Ecran pliable, smartphone 5G, batterie ultralongue durée, déverrouillage par reconnaissance faciale… La grand-messe de la téléphonie, le Mobile World Congress, qui se tient jusqu’au 28 février à Barcelone, regorge d’innovations toutes plus spectaculaires. Pas de quoi émoustiller Albert Kohsok, 82 ans. «A mon âge, je n’ai pas besoin d’avoir un smartphone
avec les fonctionnalités dernier cri», témoigne-t-il. «Je veux simplement pouvoir envoyer des mails, prendre des photos et faire des recherches sur Internet. Point.» Pour accéder à un bon produit à un prix raisonnable, le retraité niçois a sa botte secrète. Depuis cinq ans, il n’achète plus que des téléphones d’occasion dits reconditionnés. Il s’agit soit de modèles d’exposition, soit d’équipements déjà utilisés qui sont récupérés, contrôlés et si besoin, réparés avant d’être revendus avec une ristourne et souvent une garantie. «Je n’ai jamais été déçu, assure M. Kohsok. Sur les grandes places de marché comme Cdiscount ou Back Market, les produits sont bien emballés, tous les accessoires sont fournis. On a vraiment l’impression d’acheter du neuf!»
D’après les estimations du cabinet Counterpoint Research, 140 millions de smartphones de ce type ont ainsi été écoulés en 2017 dans le monde, soit une croissance de 13 % en un an. Le marché français suit la même tendance. Alors que, selon l’institut d’études GfK, le marché du neuf a baissé de 6,5 % en 2018, le reconditionné, lui, a progressé de 7 %, pour atteindre les 2,1 millions d’unités vendues. Ce n’est qu’un début. Avec
l’entrée en vigueur d’un indice de réparabilité qui accompagnera tous les produits électroniques et électroménagers à partir de 2020, le phénomène devrait encore s’accentuer dans les années à venir. Selon une étude
publiée lundi 25 février par Recommerce, en partenariat avec Kantar, 60%des Français se disent d’ores et déjà intéressés par l’achat d’un smartphone reconditionné chez un professionnel. Des fabricants aux distributeurs en passant par les opérateurs, toute la filière est donc sur les rangs.

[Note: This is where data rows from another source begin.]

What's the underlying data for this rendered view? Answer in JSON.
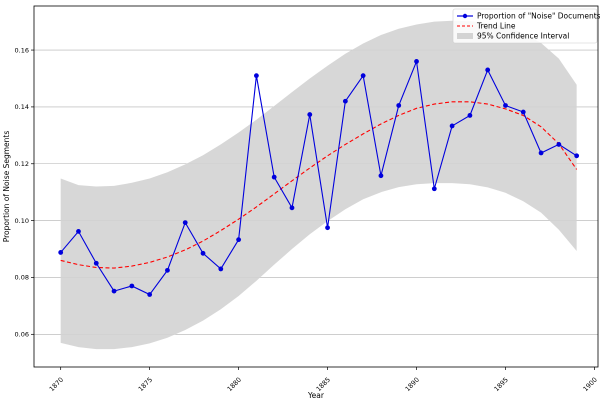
{
  "chart_data": {
    "type": "line",
    "title": "",
    "xlabel": "Year",
    "ylabel": "Proportion of Noise Segments",
    "xlim": [
      1868.5,
      1900.2
    ],
    "ylim": [
      0.0485,
      0.1755
    ],
    "x_ticks": [
      1870,
      1875,
      1880,
      1885,
      1890,
      1895,
      1900
    ],
    "y_ticks": [
      0.06,
      0.08,
      0.1,
      0.12,
      0.14,
      0.16
    ],
    "x_tick_labels": [
      "1870",
      "1875",
      "1880",
      "1885",
      "1890",
      "1895",
      "1900"
    ],
    "y_tick_labels": [
      "0.06",
      "0.08",
      "0.10",
      "0.12",
      "0.14",
      "0.16"
    ],
    "grid": "horizontal",
    "legend_position": "top-right",
    "series": [
      {
        "name": "Proportion of \"Noise\" Documents",
        "style": "line-marker",
        "color": "#0000dd",
        "x": [
          1870,
          1871,
          1872,
          1873,
          1874,
          1875,
          1876,
          1877,
          1878,
          1879,
          1880,
          1881,
          1882,
          1883,
          1884,
          1885,
          1886,
          1887,
          1888,
          1889,
          1890,
          1891,
          1892,
          1893,
          1894,
          1895,
          1896,
          1897,
          1898,
          1899
        ],
        "values": [
          0.0888,
          0.0962,
          0.085,
          0.0752,
          0.077,
          0.074,
          0.0825,
          0.0993,
          0.0885,
          0.083,
          0.0933,
          0.151,
          0.1153,
          0.1045,
          0.1373,
          0.0975,
          0.142,
          0.151,
          0.1158,
          0.1405,
          0.156,
          0.1112,
          0.1333,
          0.137,
          0.153,
          0.1405,
          0.1382,
          0.1238,
          0.1268,
          0.1228
        ]
      },
      {
        "name": "Trend Line",
        "style": "dashed",
        "color": "#ff0000",
        "x": [
          1870,
          1871,
          1872,
          1873,
          1874,
          1875,
          1876,
          1877,
          1878,
          1879,
          1880,
          1881,
          1882,
          1883,
          1884,
          1885,
          1886,
          1887,
          1888,
          1889,
          1890,
          1891,
          1892,
          1893,
          1894,
          1895,
          1896,
          1897,
          1898,
          1899
        ],
        "values": [
          0.086,
          0.0845,
          0.0835,
          0.0833,
          0.084,
          0.0853,
          0.0872,
          0.0897,
          0.0928,
          0.0965,
          0.1005,
          0.1048,
          0.1094,
          0.114,
          0.1185,
          0.1228,
          0.1268,
          0.1305,
          0.134,
          0.137,
          0.1395,
          0.141,
          0.1418,
          0.1418,
          0.141,
          0.1393,
          0.137,
          0.133,
          0.127,
          0.118
        ]
      },
      {
        "name": "95% Confidence Interval",
        "style": "band",
        "color": "#d3d3d3",
        "x": [
          1870,
          1871,
          1872,
          1873,
          1874,
          1875,
          1876,
          1877,
          1878,
          1879,
          1880,
          1881,
          1882,
          1883,
          1884,
          1885,
          1886,
          1887,
          1888,
          1889,
          1890,
          1891,
          1892,
          1893,
          1894,
          1895,
          1896,
          1897,
          1898,
          1899
        ],
        "lower": [
          0.057,
          0.0555,
          0.0548,
          0.0548,
          0.0555,
          0.0568,
          0.0588,
          0.0615,
          0.0648,
          0.0688,
          0.0735,
          0.0788,
          0.0845,
          0.09,
          0.0952,
          0.0998,
          0.104,
          0.1075,
          0.11,
          0.1118,
          0.1128,
          0.1132,
          0.1132,
          0.1128,
          0.1117,
          0.1098,
          0.1068,
          0.1028,
          0.0968,
          0.0893
        ],
        "upper": [
          0.1148,
          0.1125,
          0.112,
          0.1122,
          0.1133,
          0.1148,
          0.117,
          0.1198,
          0.123,
          0.1268,
          0.131,
          0.1355,
          0.1403,
          0.1452,
          0.15,
          0.1545,
          0.1587,
          0.1623,
          0.1653,
          0.1675,
          0.169,
          0.17,
          0.1703,
          0.1702,
          0.1695,
          0.1682,
          0.166,
          0.1625,
          0.157,
          0.1478
        ]
      }
    ]
  }
}
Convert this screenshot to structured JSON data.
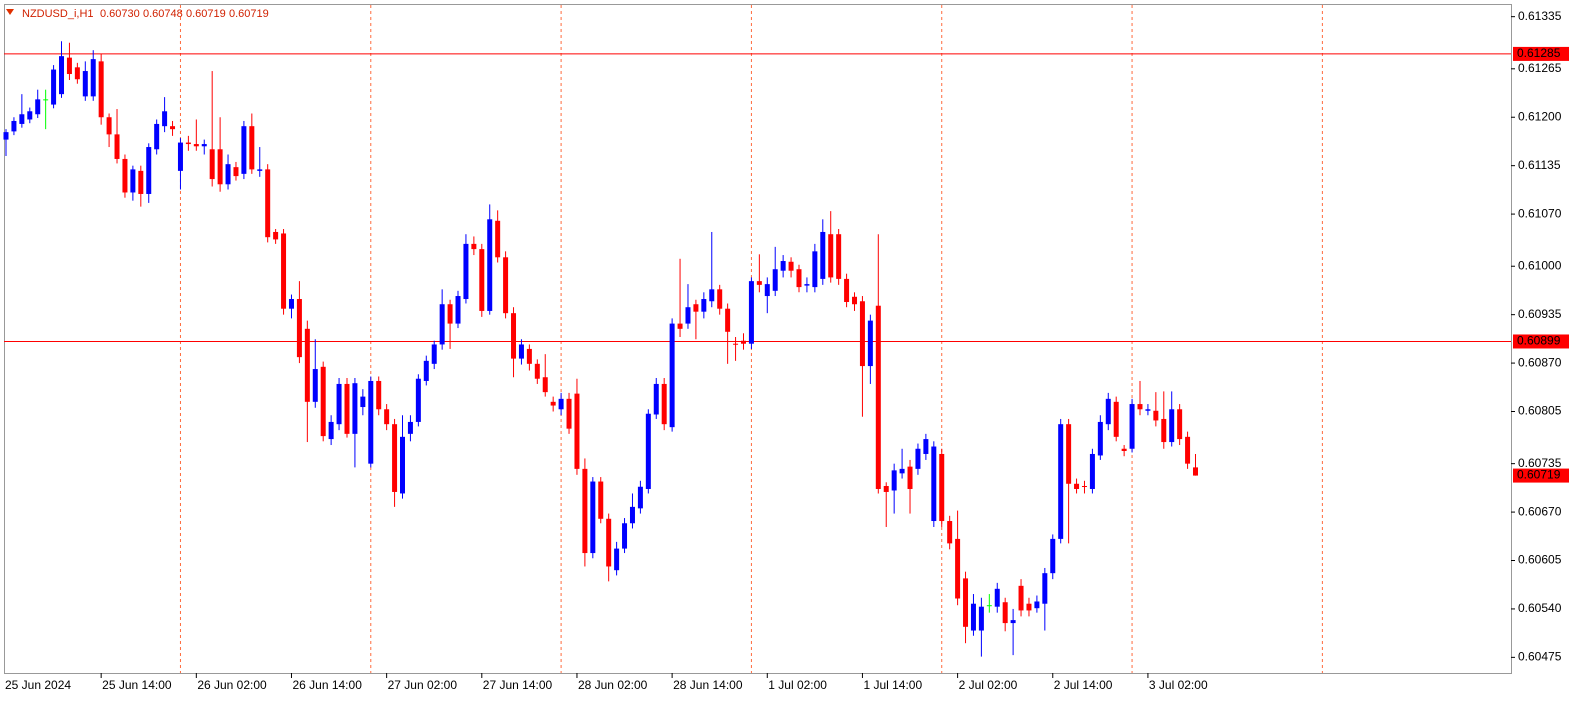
{
  "chart_data": {
    "type": "candlestick",
    "header": {
      "symbol": "NZDUSD_i,H1",
      "values": [
        {
          "value": 0.6073,
          "label": "0.60730"
        },
        {
          "value": 0.60748,
          "label": "0.60748"
        },
        {
          "value": 0.60719,
          "label": "0.60719"
        },
        {
          "value": 0.60719,
          "label": "0.60719"
        }
      ]
    },
    "categories": [
      "25 Jun 2024",
      null,
      null,
      null,
      null,
      null,
      null,
      null,
      null,
      null,
      null,
      null,
      "25 Jun 14:00",
      null,
      null,
      null,
      null,
      null,
      null,
      null,
      null,
      null,
      null,
      null,
      "26 Jun 02:00",
      null,
      null,
      null,
      null,
      null,
      null,
      null,
      null,
      null,
      null,
      null,
      "26 Jun 14:00",
      null,
      null,
      null,
      null,
      null,
      null,
      null,
      null,
      null,
      null,
      null,
      "27 Jun 02:00",
      null,
      null,
      null,
      null,
      null,
      null,
      null,
      null,
      null,
      null,
      null,
      "27 Jun 14:00",
      null,
      null,
      null,
      null,
      null,
      null,
      null,
      null,
      null,
      null,
      null,
      "28 Jun 02:00",
      null,
      null,
      null,
      null,
      null,
      null,
      null,
      null,
      null,
      null,
      null,
      "28 Jun 14:00",
      null,
      null,
      null,
      null,
      null,
      null,
      null,
      null,
      null,
      null,
      null,
      "1 Jul 02:00",
      null,
      null,
      null,
      null,
      null,
      null,
      null,
      null,
      null,
      null,
      null,
      "1 Jul 14:00",
      null,
      null,
      null,
      null,
      null,
      null,
      null,
      null,
      null,
      null,
      null,
      "2 Jul 02:00",
      null,
      null,
      null,
      null,
      null,
      null,
      null,
      null,
      null,
      null,
      null,
      "2 Jul 14:00",
      null,
      null,
      null,
      null,
      null,
      null,
      null,
      null,
      null,
      null,
      null,
      "3 Jul 02:00",
      null,
      null,
      null,
      null,
      null,
      null
    ],
    "open": [
      0.6117,
      0.61181,
      0.61191,
      0.61197,
      0.61204,
      0.61224,
      0.61217,
      0.61231,
      0.6128,
      0.61267,
      0.61228,
      0.61228,
      0.61275,
      0.612,
      0.61177,
      0.61144,
      0.61099,
      0.61128,
      0.61097,
      0.61157,
      0.61188,
      0.61188,
      0.61128,
      0.61166,
      0.61164,
      0.61161,
      0.61157,
      0.61157,
      0.6111,
      0.61133,
      0.61124,
      0.61188,
      0.61128,
      0.6113,
      0.61046,
      0.61044,
      0.60943,
      0.60956,
      0.60916,
      0.60818,
      0.60865,
      0.60768,
      0.60788,
      0.60842,
      0.60775,
      0.60811,
      0.60735,
      0.60846,
      0.60808,
      0.60788,
      0.60695,
      0.60775,
      0.60791,
      0.60846,
      0.60869,
      0.60895,
      0.60949,
      0.60923,
      0.60956,
      0.6103,
      0.61023,
      0.6094,
      0.61061,
      0.61012,
      0.60937,
      0.60876,
      0.60889,
      0.60869,
      0.60851,
      0.60818,
      0.60808,
      0.60822,
      0.60829,
      0.60728,
      0.60615,
      0.60711,
      0.60661,
      0.60592,
      0.60621,
      0.60655,
      0.60675,
      0.60701,
      0.60801,
      0.60842,
      0.60784,
      0.60923,
      0.60923,
      0.60949,
      0.60939,
      0.60953,
      0.60969,
      0.60943,
      0.60896,
      0.609,
      0.60896,
      0.6098,
      0.6096,
      0.60967,
      0.60994,
      0.61006,
      0.60996,
      0.60974,
      0.60972,
      0.60983,
      0.61043,
      0.61043,
      0.60983,
      0.60959,
      0.60953,
      0.60866,
      0.60947,
      0.60705,
      0.60699,
      0.60722,
      0.60731,
      0.60728,
      0.60748,
      0.60658,
      0.60748,
      0.60658,
      0.60634,
      0.60581,
      0.60511,
      0.60511,
      0.60545,
      0.60543,
      0.60549,
      0.60521,
      0.60571,
      0.60547,
      0.60541,
      0.60547,
      0.60588,
      0.60634,
      0.60788,
      0.60708,
      0.60705,
      0.60701,
      0.60746,
      0.60788,
      0.60818,
      0.60755,
      0.60755,
      0.60815,
      0.60806,
      0.60806,
      0.60795,
      0.60764,
      0.60808,
      0.60771,
      0.6073
    ],
    "high": [
      0.61184,
      0.612,
      0.61231,
      0.61213,
      0.61237,
      0.61237,
      0.6127,
      0.61302,
      0.613,
      0.61273,
      0.61275,
      0.6129,
      0.61285,
      0.61205,
      0.61211,
      0.6115,
      0.61135,
      0.61135,
      0.61165,
      0.61197,
      0.61227,
      0.61195,
      0.61172,
      0.61175,
      0.61197,
      0.6117,
      0.61262,
      0.612,
      0.6115,
      0.6114,
      0.61195,
      0.61205,
      0.6116,
      0.61137,
      0.6105,
      0.6105,
      0.60962,
      0.6098,
      0.60927,
      0.60902,
      0.60872,
      0.608,
      0.6085,
      0.6085,
      0.6085,
      0.60835,
      0.60852,
      0.60852,
      0.60815,
      0.60795,
      0.608,
      0.608,
      0.60855,
      0.6088,
      0.609,
      0.60969,
      0.60955,
      0.60967,
      0.61043,
      0.6104,
      0.6103,
      0.61083,
      0.61075,
      0.6102,
      0.60945,
      0.60902,
      0.60895,
      0.60875,
      0.60882,
      0.60825,
      0.6083,
      0.6083,
      0.60849,
      0.60742,
      0.60717,
      0.60717,
      0.60668,
      0.6063,
      0.60662,
      0.60695,
      0.60712,
      0.60808,
      0.6085,
      0.6085,
      0.6093,
      0.6101,
      0.60976,
      0.60955,
      0.60965,
      0.61046,
      0.60975,
      0.6095,
      0.60905,
      0.6091,
      0.60985,
      0.61016,
      0.60985,
      0.61026,
      0.61015,
      0.61012,
      0.61002,
      0.60985,
      0.6103,
      0.61063,
      0.61074,
      0.6105,
      0.6099,
      0.60965,
      0.6096,
      0.60935,
      0.61043,
      0.6071,
      0.60735,
      0.60755,
      0.6074,
      0.60762,
      0.60775,
      0.60765,
      0.60755,
      0.60665,
      0.60672,
      0.6059,
      0.6056,
      0.60555,
      0.6056,
      0.60575,
      0.60555,
      0.6054,
      0.6058,
      0.60555,
      0.60558,
      0.60595,
      0.6064,
      0.60795,
      0.60795,
      0.60715,
      0.60712,
      0.60755,
      0.608,
      0.6083,
      0.60825,
      0.6076,
      0.60822,
      0.60846,
      0.60815,
      0.60831,
      0.60832,
      0.60832,
      0.60815,
      0.60778,
      0.60748
    ],
    "low": [
      0.61148,
      0.61176,
      0.61186,
      0.61192,
      0.61199,
      0.61184,
      0.61212,
      0.61226,
      0.6125,
      0.61245,
      0.61222,
      0.61222,
      0.6119,
      0.6116,
      0.61138,
      0.61092,
      0.61088,
      0.6108,
      0.61085,
      0.6115,
      0.6118,
      0.61175,
      0.61103,
      0.61155,
      0.61155,
      0.6115,
      0.61107,
      0.611,
      0.61103,
      0.61115,
      0.61117,
      0.61124,
      0.6112,
      0.61032,
      0.6103,
      0.60935,
      0.6093,
      0.6087,
      0.60764,
      0.6081,
      0.60765,
      0.6076,
      0.6078,
      0.6077,
      0.6073,
      0.608,
      0.6073,
      0.608,
      0.6078,
      0.60677,
      0.60688,
      0.60765,
      0.60785,
      0.6084,
      0.60862,
      0.60888,
      0.60889,
      0.60917,
      0.6095,
      0.61015,
      0.60932,
      0.60935,
      0.61005,
      0.6093,
      0.60851,
      0.60868,
      0.6086,
      0.60842,
      0.60825,
      0.60805,
      0.608,
      0.60775,
      0.6072,
      0.60597,
      0.60608,
      0.60655,
      0.60577,
      0.60585,
      0.60615,
      0.60648,
      0.60668,
      0.60695,
      0.60795,
      0.6078,
      0.60778,
      0.60905,
      0.60916,
      0.60902,
      0.6093,
      0.60945,
      0.60935,
      0.60869,
      0.60873,
      0.60888,
      0.60889,
      0.60965,
      0.60937,
      0.6096,
      0.60985,
      0.60985,
      0.60965,
      0.60965,
      0.60965,
      0.60975,
      0.60978,
      0.60975,
      0.60945,
      0.6094,
      0.60798,
      0.60842,
      0.60695,
      0.6065,
      0.60668,
      0.60715,
      0.60668,
      0.6072,
      0.6074,
      0.6065,
      0.6065,
      0.6062,
      0.60545,
      0.60494,
      0.60504,
      0.60476,
      0.60535,
      0.60535,
      0.6051,
      0.60478,
      0.6053,
      0.6053,
      0.60535,
      0.60511,
      0.6058,
      0.60628,
      0.60628,
      0.60695,
      0.60695,
      0.60695,
      0.6074,
      0.6078,
      0.60765,
      0.60745,
      0.6075,
      0.608,
      0.608,
      0.60785,
      0.60755,
      0.60758,
      0.6076,
      0.60728,
      0.60719
    ],
    "close": [
      0.6118,
      0.61195,
      0.61204,
      0.61208,
      0.61224,
      0.61224,
      0.61264,
      0.61282,
      0.61258,
      0.61251,
      0.61262,
      0.61278,
      0.612,
      0.61177,
      0.61144,
      0.61099,
      0.6113,
      0.61097,
      0.6116,
      0.61191,
      0.61208,
      0.61184,
      0.61166,
      0.61164,
      0.61161,
      0.61164,
      0.61117,
      0.6111,
      0.61137,
      0.61121,
      0.61188,
      0.6113,
      0.6113,
      0.61039,
      0.61036,
      0.60943,
      0.60956,
      0.60878,
      0.60818,
      0.60862,
      0.60772,
      0.60791,
      0.60842,
      0.60775,
      0.60843,
      0.60825,
      0.60846,
      0.60808,
      0.60788,
      0.60697,
      0.60771,
      0.60791,
      0.60849,
      0.60873,
      0.60895,
      0.60949,
      0.60923,
      0.6096,
      0.6103,
      0.61023,
      0.6094,
      0.61063,
      0.61012,
      0.60937,
      0.60876,
      0.60895,
      0.60869,
      0.60849,
      0.60831,
      0.60813,
      0.60822,
      0.60782,
      0.60728,
      0.60615,
      0.60711,
      0.60661,
      0.60597,
      0.60621,
      0.60655,
      0.60677,
      0.60704,
      0.60802,
      0.60842,
      0.60788,
      0.60923,
      0.60916,
      0.60945,
      0.60939,
      0.60956,
      0.60969,
      0.60943,
      0.60912,
      0.60895,
      0.60896,
      0.6098,
      0.60975,
      0.60976,
      0.60996,
      0.61007,
      0.60994,
      0.60972,
      0.60976,
      0.6102,
      0.61046,
      0.60985,
      0.60983,
      0.60952,
      0.60949,
      0.60866,
      0.60927,
      0.60701,
      0.60697,
      0.60726,
      0.60728,
      0.60701,
      0.60755,
      0.60768,
      0.60758,
      0.60658,
      0.60628,
      0.60554,
      0.60516,
      0.60547,
      0.60543,
      0.60545,
      0.60567,
      0.60521,
      0.60525,
      0.60538,
      0.60538,
      0.6055,
      0.60588,
      0.60634,
      0.60788,
      0.60708,
      0.60701,
      0.60704,
      0.60748,
      0.60791,
      0.60822,
      0.60771,
      0.60752,
      0.60815,
      0.60808,
      0.60808,
      0.60793,
      0.60764,
      0.60808,
      0.60768,
      0.60735,
      0.60719
    ],
    "bull_color": "#0000ff",
    "bear_color": "#ff0000",
    "doji_color": "#00ff00",
    "hlines": [
      {
        "value": 0.61285,
        "color": "#ff0000"
      },
      {
        "value": 0.60899,
        "color": "#ff0000"
      }
    ],
    "ylim": [
      0.60454,
      0.61352
    ],
    "yticks": [
      0.61335,
      0.61265,
      {
        "value": 0.612,
        "label": "0.61200"
      },
      0.61135,
      {
        "value": 0.6107,
        "label": "0.61070"
      },
      {
        "value": 0.61,
        "label": "0.61000"
      },
      0.60935,
      {
        "value": 0.6087,
        "label": "0.60870"
      },
      0.60805,
      0.60735,
      {
        "value": 0.6067,
        "label": "0.60670"
      },
      0.60605,
      {
        "value": 0.6054,
        "label": "0.60540"
      },
      0.60475
    ],
    "grid": false
  }
}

Dans le local de 01 Repair, perché au 4e étage d’un immeuble en verre, au cœur du quartier chinois à Aubervilliers (SeineSaintDenis), quatre techniciens portant des gants en latex sont attablés devant des écrans d’ordinateur allumés, tournevis à la main. A leurs pieds, des caissettes remplies de smartphones usagés sous plastique. Sur les étagères derrière eux, des lots de batteries, de circuits imprimés, de faces arrière et d’écrans neufs attendent sagement preneur dans des caissettes orange numérotées. «Quand un téléphone rentre chez nous, on le répertorie dans notre logiciel, on procède à un diagnostic, on le répare, on le contrôle et on le met en stock pour la revente, explique le gérant, Saïd Benramdane. La réparation et la seconde main, ça a toujours existé dans le domaine du téléphone, sauf que c’était un marché de niche… » Qui se démocratise à grande vitesse.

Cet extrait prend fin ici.